How to Tell If Your Meat Is Cooked Without Using a Thermometer

If you don't have a meat thermometer, use this surprising tool that you probably already have in your kitchen to tell if your meat is done. (But also, buy a meat thermometer.)

Whether you're grilling steak outside or searing chops in your favorite cast-iron skillet in the comfort of your kitchen, you'll inevitably need to decipher when your meat is properly cooked at some point.

Here, a meat thermometer is a crucial tool, and we suggest that everyone have one on hand. If you don't have one, however, or if it's not within reach when you need it, the touch test also works: Touch the cut of meat with your finger and then feel the fleshy part of your hand underneath your thumb. The meat is raw if it feels like the fleshy part. Now hold your thumb and index finger together: The meat is rare if it feels like that. Now touch your thumb to your middle finger: The meat is medium rare if it feels like that. Next, connect your ring finger and your thumb: If the meat feels like the fleshy part of your palm now, it's medium. Finally, join your pinky and thumb: The meat is well done if it feels like that.
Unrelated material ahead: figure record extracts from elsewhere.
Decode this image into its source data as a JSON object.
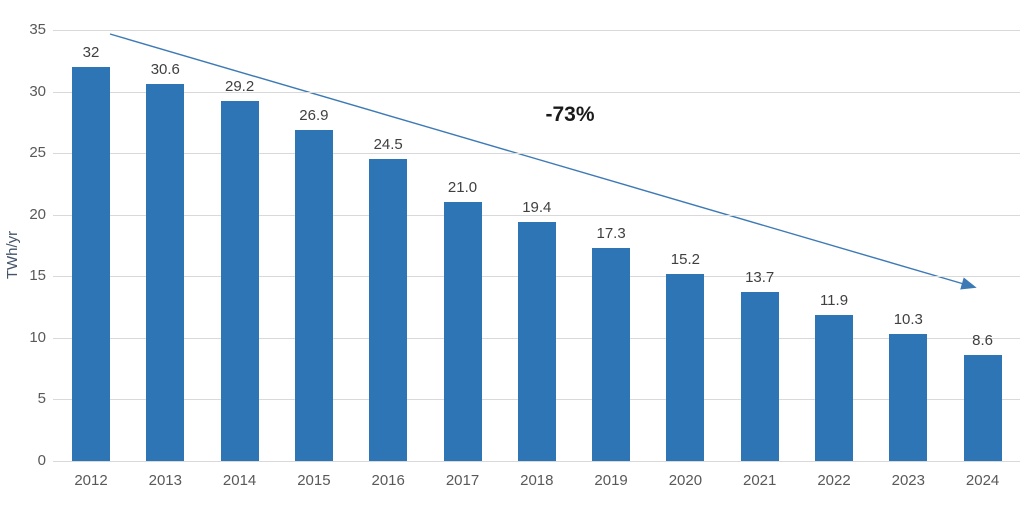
{
  "chart_data": {
    "type": "bar",
    "title": "",
    "categories": [
      "2012",
      "2013",
      "2014",
      "2015",
      "2016",
      "2017",
      "2018",
      "2019",
      "2020",
      "2021",
      "2022",
      "2023",
      "2024"
    ],
    "values": [
      32,
      30.6,
      29.2,
      26.9,
      24.5,
      21.0,
      19.4,
      17.3,
      15.2,
      13.7,
      11.9,
      10.3,
      8.6
    ],
    "value_labels": [
      "32",
      "30.6",
      "29.2",
      "26.9",
      "24.5",
      "21.0",
      "19.4",
      "17.3",
      "15.2",
      "13.7",
      "11.9",
      "10.3",
      "8.6"
    ],
    "xlabel": "",
    "ylabel": "TWh/yr",
    "ylim": [
      0,
      35
    ],
    "yticks": [
      0,
      5,
      10,
      15,
      20,
      25,
      30,
      35
    ],
    "grid": "horizontal",
    "legend": "none",
    "annotations": [
      {
        "type": "trend-arrow-label",
        "text": "-73%"
      }
    ],
    "trend_arrow": {
      "from_value": 34.7,
      "from_category": "2012",
      "to_value": 13.9,
      "to_category": "2024"
    }
  },
  "style": {
    "bar_color": "#2E75B6",
    "trend_line_color": "#3D7AB5",
    "gridline_color": "#D9D9D9",
    "tick_label_color": "#595959",
    "data_label_color": "#404040",
    "annotation_color": "#1A1A1A",
    "axis_title_color": "#44546A"
  }
}
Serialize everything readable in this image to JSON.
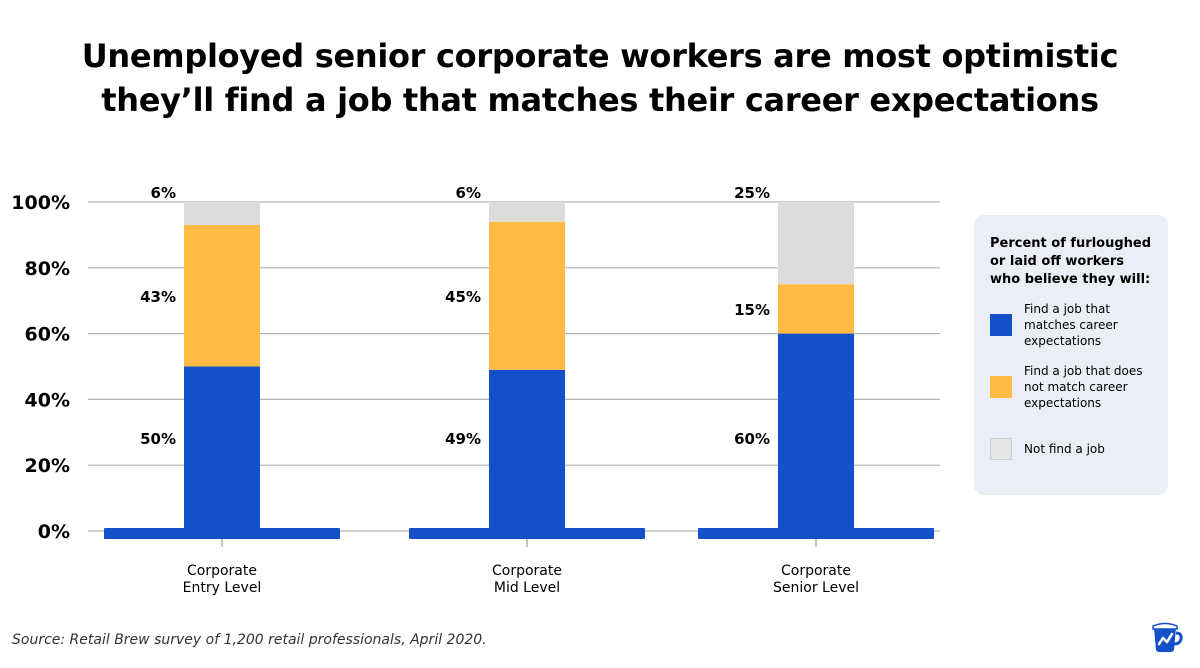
{
  "title_lines": [
    "Unemployed senior corporate workers are most optimistic",
    "they’ll find a job that matches their career expectations"
  ],
  "chart_data": {
    "type": "bar",
    "stacked": true,
    "categories": [
      [
        "Corporate",
        "Entry Level"
      ],
      [
        "Corporate",
        "Mid Level"
      ],
      [
        "Corporate",
        "Senior Level"
      ]
    ],
    "yticks": [
      "0%",
      "20%",
      "40%",
      "60%",
      "80%",
      "100%"
    ],
    "ylim": [
      0,
      100
    ],
    "grid": true,
    "series": [
      {
        "name": "Find a job that matches career expectations",
        "color": "#1450c8",
        "values": [
          50,
          49,
          60
        ],
        "labels": [
          "50%",
          "49%",
          "60%"
        ]
      },
      {
        "name": "Find a job that does not match career expectations",
        "color": "#ffbb44",
        "values": [
          43,
          45,
          15
        ],
        "labels": [
          "43%",
          "45%",
          "15%"
        ]
      },
      {
        "name": "Not find a job",
        "color": "#dcdcdc",
        "values": [
          6,
          6,
          25
        ],
        "labels": [
          "6%",
          "6%",
          "25%"
        ]
      }
    ],
    "legend_position": "right"
  },
  "legend": {
    "title": "Percent of furloughed or laid off workers who believe they will:",
    "items": [
      {
        "label": "Find a job that matches career expectations",
        "color": "#1450c8"
      },
      {
        "label": "Find a job that does not match career expectations",
        "color": "#ffbb44"
      },
      {
        "label": "Not find a job",
        "color": "#e6e6e6"
      }
    ]
  },
  "source": "Source: Retail Brew survey of 1,200 retail professionals, April 2020.",
  "logo_icon": "retail-brew-mug-icon"
}
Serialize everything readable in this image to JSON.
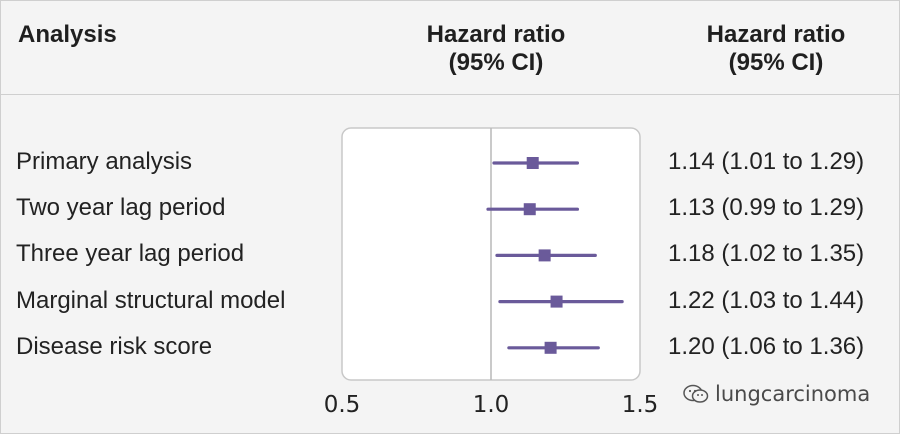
{
  "header": {
    "analysis": "Analysis",
    "hr_line1": "Hazard ratio",
    "hr_line2": "(95% CI)",
    "ci_line1": "Hazard ratio",
    "ci_line2": "(95% CI)"
  },
  "chart_data": {
    "type": "forest",
    "xlim": [
      0.5,
      1.5
    ],
    "reference_line": 1.0,
    "xticks": [
      "0.5",
      "1.0",
      "1.5"
    ],
    "rows": [
      {
        "label": "Primary analysis",
        "hr": 1.14,
        "lo": 1.01,
        "hi": 1.29,
        "text": "1.14 (1.01 to 1.29)"
      },
      {
        "label": "Two year lag period",
        "hr": 1.13,
        "lo": 0.99,
        "hi": 1.29,
        "text": "1.13 (0.99 to 1.29)"
      },
      {
        "label": "Three year lag period",
        "hr": 1.18,
        "lo": 1.02,
        "hi": 1.35,
        "text": "1.18 (1.02 to 1.35)"
      },
      {
        "label": "Marginal structural model",
        "hr": 1.22,
        "lo": 1.03,
        "hi": 1.44,
        "text": "1.22 (1.03 to 1.44)"
      },
      {
        "label": "Disease risk score",
        "hr": 1.2,
        "lo": 1.06,
        "hi": 1.36,
        "text": "1.20 (1.06 to 1.36)"
      }
    ],
    "colors": {
      "marker": "#6a5a9a",
      "panel_border": "#c8c8c8",
      "reference": "#b9b9b9"
    }
  },
  "watermark": "lungcarcinoma"
}
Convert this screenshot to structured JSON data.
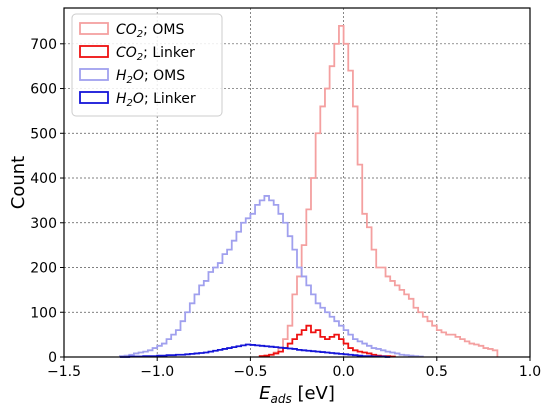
{
  "chart_data": {
    "type": "histogram",
    "xlabel": "E_ads [eV]",
    "xlabel_main": "E",
    "xlabel_sub": "ads",
    "xlabel_unit": " [eV]",
    "ylabel": "Count",
    "xlim": [
      -1.5,
      1.0
    ],
    "ylim": [
      0,
      780
    ],
    "xticks": [
      -1.5,
      -1.0,
      -0.5,
      0.0,
      0.5,
      1.0
    ],
    "xtick_labels": [
      "−1.5",
      "−1.0",
      "−0.5",
      "0.0",
      "0.5",
      "1.0"
    ],
    "yticks": [
      0,
      100,
      200,
      300,
      400,
      500,
      600,
      700
    ],
    "ytick_labels": [
      "0",
      "100",
      "200",
      "300",
      "400",
      "500",
      "600",
      "700"
    ],
    "grid": true,
    "legend_position": "top-left",
    "bin_width": 0.025,
    "series": [
      {
        "name": "CO2; OMS",
        "legend_main": "CO",
        "legend_sub": "2",
        "legend_rest": "; OMS",
        "color": "#f4a0a0",
        "x_start": -0.45,
        "counts": [
          2,
          3,
          5,
          10,
          20,
          40,
          70,
          140,
          180,
          250,
          330,
          400,
          500,
          560,
          600,
          650,
          700,
          740,
          700,
          640,
          560,
          430,
          320,
          290,
          240,
          200,
          200,
          180,
          170,
          160,
          150,
          140,
          130,
          110,
          100,
          90,
          80,
          70,
          60,
          55,
          50,
          50,
          45,
          40,
          35,
          30,
          28,
          25,
          20,
          18,
          15
        ]
      },
      {
        "name": "CO2; Linker",
        "legend_main": "CO",
        "legend_sub": "2",
        "legend_rest": "; Linker",
        "color": "#ee1111",
        "x_start": -0.45,
        "counts": [
          2,
          3,
          5,
          8,
          12,
          20,
          30,
          40,
          50,
          60,
          70,
          55,
          60,
          45,
          40,
          45,
          50,
          40,
          30,
          20,
          15,
          12,
          10,
          8,
          5,
          3,
          2,
          2,
          1
        ]
      },
      {
        "name": "H2O; OMS",
        "legend_main": "H",
        "legend_sub": "2",
        "legend_rest": "O; OMS",
        "color": "#a0a0ee",
        "x_start": -1.2,
        "counts": [
          2,
          3,
          5,
          8,
          10,
          12,
          15,
          20,
          25,
          30,
          40,
          50,
          60,
          80,
          100,
          120,
          140,
          160,
          170,
          190,
          200,
          210,
          230,
          240,
          260,
          280,
          300,
          310,
          320,
          340,
          350,
          360,
          350,
          340,
          320,
          300,
          270,
          240,
          200,
          180,
          160,
          140,
          120,
          110,
          100,
          90,
          80,
          70,
          60,
          50,
          40,
          35,
          30,
          25,
          20,
          18,
          15,
          12,
          10,
          8,
          5,
          4,
          3,
          2,
          1
        ]
      },
      {
        "name": "H2O; Linker",
        "legend_main": "H",
        "legend_sub": "2",
        "legend_rest": "O; Linker",
        "color": "#1515d8",
        "x_start": -1.2,
        "counts": [
          0,
          0,
          1,
          1,
          1,
          2,
          2,
          2,
          3,
          3,
          4,
          4,
          5,
          5,
          6,
          7,
          8,
          9,
          10,
          12,
          14,
          16,
          18,
          20,
          22,
          24,
          26,
          28,
          27,
          26,
          25,
          24,
          23,
          22,
          21,
          20,
          19,
          18,
          16,
          15,
          14,
          13,
          12,
          11,
          10,
          9,
          8,
          7,
          6,
          5,
          4,
          3,
          2,
          2,
          1,
          1,
          1,
          0
        ]
      }
    ]
  }
}
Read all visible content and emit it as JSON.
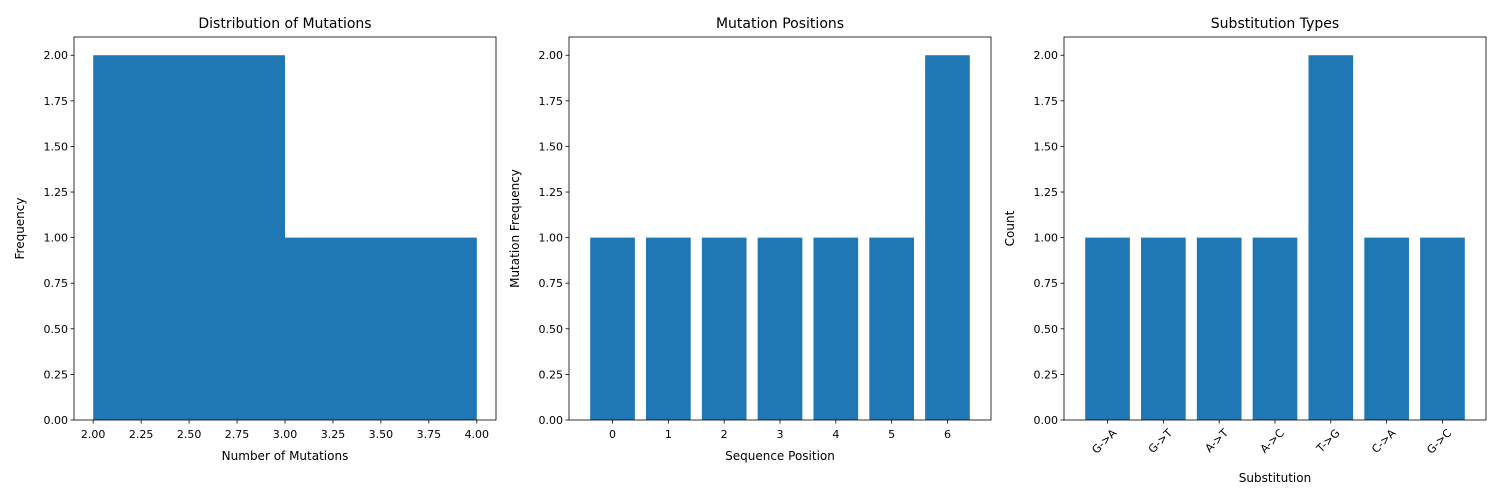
{
  "chart_data": [
    {
      "type": "bar",
      "title": "Distribution of Mutations",
      "xlabel": "Number of Mutations",
      "ylabel": "Frequency",
      "bins": [
        {
          "start": 2.0,
          "end": 3.0,
          "value": 2
        },
        {
          "start": 3.0,
          "end": 4.0,
          "value": 1
        }
      ],
      "xlim": [
        1.9,
        4.1
      ],
      "ylim": [
        0,
        2.1
      ],
      "xticks": [
        "2.00",
        "2.25",
        "2.50",
        "2.75",
        "3.00",
        "3.25",
        "3.50",
        "3.75",
        "4.00"
      ],
      "yticks": [
        "0.00",
        "0.25",
        "0.50",
        "0.75",
        "1.00",
        "1.25",
        "1.50",
        "1.75",
        "2.00"
      ],
      "color": "#1f77b4",
      "grid": false
    },
    {
      "type": "bar",
      "title": "Mutation Positions",
      "xlabel": "Sequence Position",
      "ylabel": "Mutation Frequency",
      "categories": [
        "0",
        "1",
        "2",
        "3",
        "4",
        "5",
        "6"
      ],
      "values": [
        1,
        1,
        1,
        1,
        1,
        1,
        2
      ],
      "ylim": [
        0,
        2.1
      ],
      "yticks": [
        "0.00",
        "0.25",
        "0.50",
        "0.75",
        "1.00",
        "1.25",
        "1.50",
        "1.75",
        "2.00"
      ],
      "color": "#1f77b4",
      "grid": false
    },
    {
      "type": "bar",
      "title": "Substitution Types",
      "xlabel": "Substitution",
      "ylabel": "Count",
      "categories": [
        "G->A",
        "G->T",
        "A->T",
        "A->C",
        "T->G",
        "C->A",
        "G->C"
      ],
      "values": [
        1,
        1,
        1,
        1,
        2,
        1,
        1
      ],
      "ylim": [
        0,
        2.1
      ],
      "yticks": [
        "0.00",
        "0.25",
        "0.50",
        "0.75",
        "1.00",
        "1.25",
        "1.50",
        "1.75",
        "2.00"
      ],
      "xtick_rotation": 45,
      "color": "#1f77b4",
      "grid": false
    }
  ]
}
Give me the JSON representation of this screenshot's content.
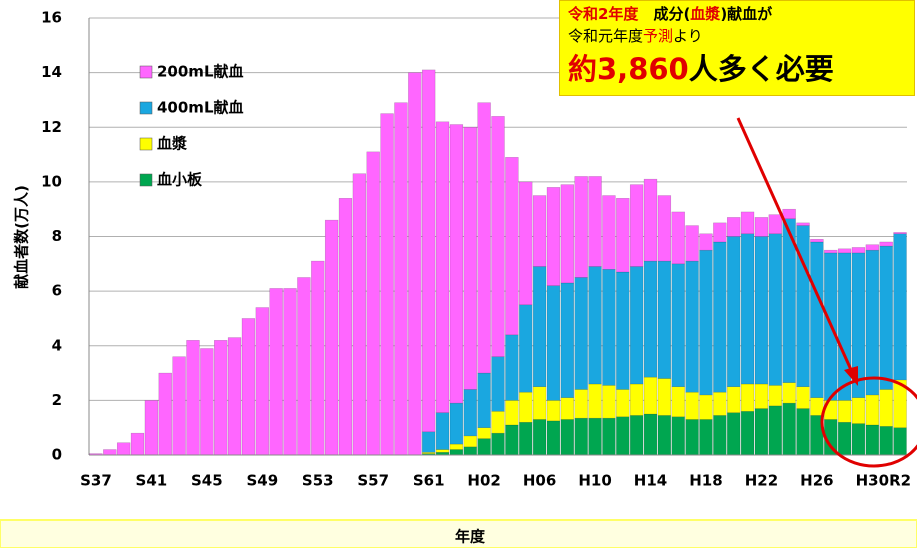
{
  "chart_data": {
    "type": "stacked_bar",
    "y_label": "献血者数(万人)",
    "x_label": "年度",
    "categories": [
      "S37",
      null,
      null,
      null,
      "S41",
      null,
      null,
      null,
      "S45",
      null,
      null,
      null,
      "S49",
      null,
      null,
      null,
      "S53",
      null,
      null,
      null,
      "S57",
      null,
      null,
      null,
      "S61",
      null,
      null,
      null,
      "H02",
      null,
      null,
      null,
      "H06",
      null,
      null,
      null,
      "H10",
      null,
      null,
      null,
      "H14",
      null,
      null,
      null,
      "H18",
      null,
      null,
      null,
      "H22",
      null,
      null,
      null,
      "H26",
      null,
      null,
      null,
      "H30",
      null,
      "R2"
    ],
    "series": [
      {
        "name": "血小板",
        "color": "#00a650",
        "values": [
          0,
          0,
          0,
          0,
          0,
          0,
          0,
          0,
          0,
          0,
          0,
          0,
          0,
          0,
          0,
          0,
          0,
          0,
          0,
          0,
          0,
          0,
          0,
          0,
          0.05,
          0.1,
          0.2,
          0.3,
          0.6,
          0.8,
          1.1,
          1.2,
          1.3,
          1.25,
          1.3,
          1.35,
          1.35,
          1.35,
          1.4,
          1.45,
          1.5,
          1.45,
          1.4,
          1.3,
          1.3,
          1.45,
          1.55,
          1.6,
          1.7,
          1.8,
          1.9,
          1.7,
          1.45,
          1.3,
          1.2,
          1.15,
          1.1,
          1.05,
          1.0
        ]
      },
      {
        "name": "血漿",
        "color": "#ffff00",
        "values": [
          0,
          0,
          0,
          0,
          0,
          0,
          0,
          0,
          0,
          0,
          0,
          0,
          0,
          0,
          0,
          0,
          0,
          0,
          0,
          0,
          0,
          0,
          0,
          0,
          0.05,
          0.1,
          0.2,
          0.4,
          0.4,
          0.8,
          0.9,
          1.1,
          1.2,
          0.75,
          0.8,
          1.05,
          1.25,
          1.2,
          1.0,
          1.15,
          1.35,
          1.35,
          1.1,
          1.0,
          0.9,
          0.85,
          0.95,
          1.0,
          0.9,
          0.75,
          0.75,
          0.8,
          0.65,
          0.7,
          0.8,
          0.95,
          1.1,
          1.35,
          1.75
        ]
      },
      {
        "name": "400mL献血",
        "color": "#1aa7e0",
        "values": [
          0,
          0,
          0,
          0,
          0,
          0,
          0,
          0,
          0,
          0,
          0,
          0,
          0,
          0,
          0,
          0,
          0,
          0,
          0,
          0,
          0,
          0,
          0,
          0,
          0.75,
          1.35,
          1.5,
          1.7,
          2.0,
          2.0,
          2.4,
          3.2,
          4.4,
          4.2,
          4.2,
          4.1,
          4.3,
          4.25,
          4.3,
          4.3,
          4.25,
          4.3,
          4.5,
          4.8,
          5.3,
          5.5,
          5.5,
          5.5,
          5.4,
          5.55,
          6.0,
          5.9,
          5.7,
          5.4,
          5.4,
          5.3,
          5.3,
          5.25,
          5.35
        ]
      },
      {
        "name": "200mL献血",
        "color": "#ff66ff",
        "values": [
          0.05,
          0.2,
          0.45,
          0.8,
          2.0,
          3.0,
          3.6,
          4.2,
          3.9,
          4.2,
          4.3,
          5.0,
          5.4,
          6.1,
          6.1,
          6.5,
          7.1,
          8.6,
          9.4,
          10.3,
          11.1,
          12.5,
          12.9,
          14.0,
          13.25,
          10.65,
          10.2,
          9.6,
          9.9,
          8.8,
          6.5,
          4.5,
          2.6,
          3.6,
          3.6,
          3.7,
          3.3,
          2.7,
          2.7,
          3.0,
          3.0,
          2.4,
          1.9,
          1.3,
          0.6,
          0.7,
          0.7,
          0.8,
          0.7,
          0.7,
          0.35,
          0.1,
          0.1,
          0.1,
          0.15,
          0.2,
          0.2,
          0.15,
          0.05
        ]
      }
    ],
    "ylim": [
      0,
      16
    ],
    "yticks": [
      0,
      2,
      4,
      6,
      8,
      10,
      12,
      14,
      16
    ],
    "grid": true,
    "annotation": [
      [
        "令和2年度",
        "　成分(",
        "血漿",
        ")献血が"
      ],
      [
        "令和元年度",
        "予測",
        "より"
      ],
      [
        "約3,860",
        "人多く必要"
      ]
    ]
  }
}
It's a method a lot of chefs and home cooks use.

Porterhouse Steak
© John Kernick

But 2017 F&W Best New Chef Angie Mar, owner and executive chef of New York City's Les Trois Chevaux, who is known for her steaks and prime rib, uses a different method to determine if her meat is cooked.

When Mar stopped by our test kitchen recently, she showed culinary director at large Justin Chapple how to use a cake tester.

Go in at an angle in the middle of the cut, wait for a second, and then touch the tester to your wrist. If it's cold, the meat is raw. If it's warm — close to your body temperature — then the meat is medium rare. If it’s hot, it's well done.

Chapple typically uses a cake tester to determine if fish is fully cooked (another pro tip if you're grilling seafood), but using it for meat is also a great idea.

Mar uses this technique for her signature rib eyes and when she's cooking other cuts, like hanger steak, which she says is her favorite alternative to a rib eye because it's more affordable and has that same beefy flavor.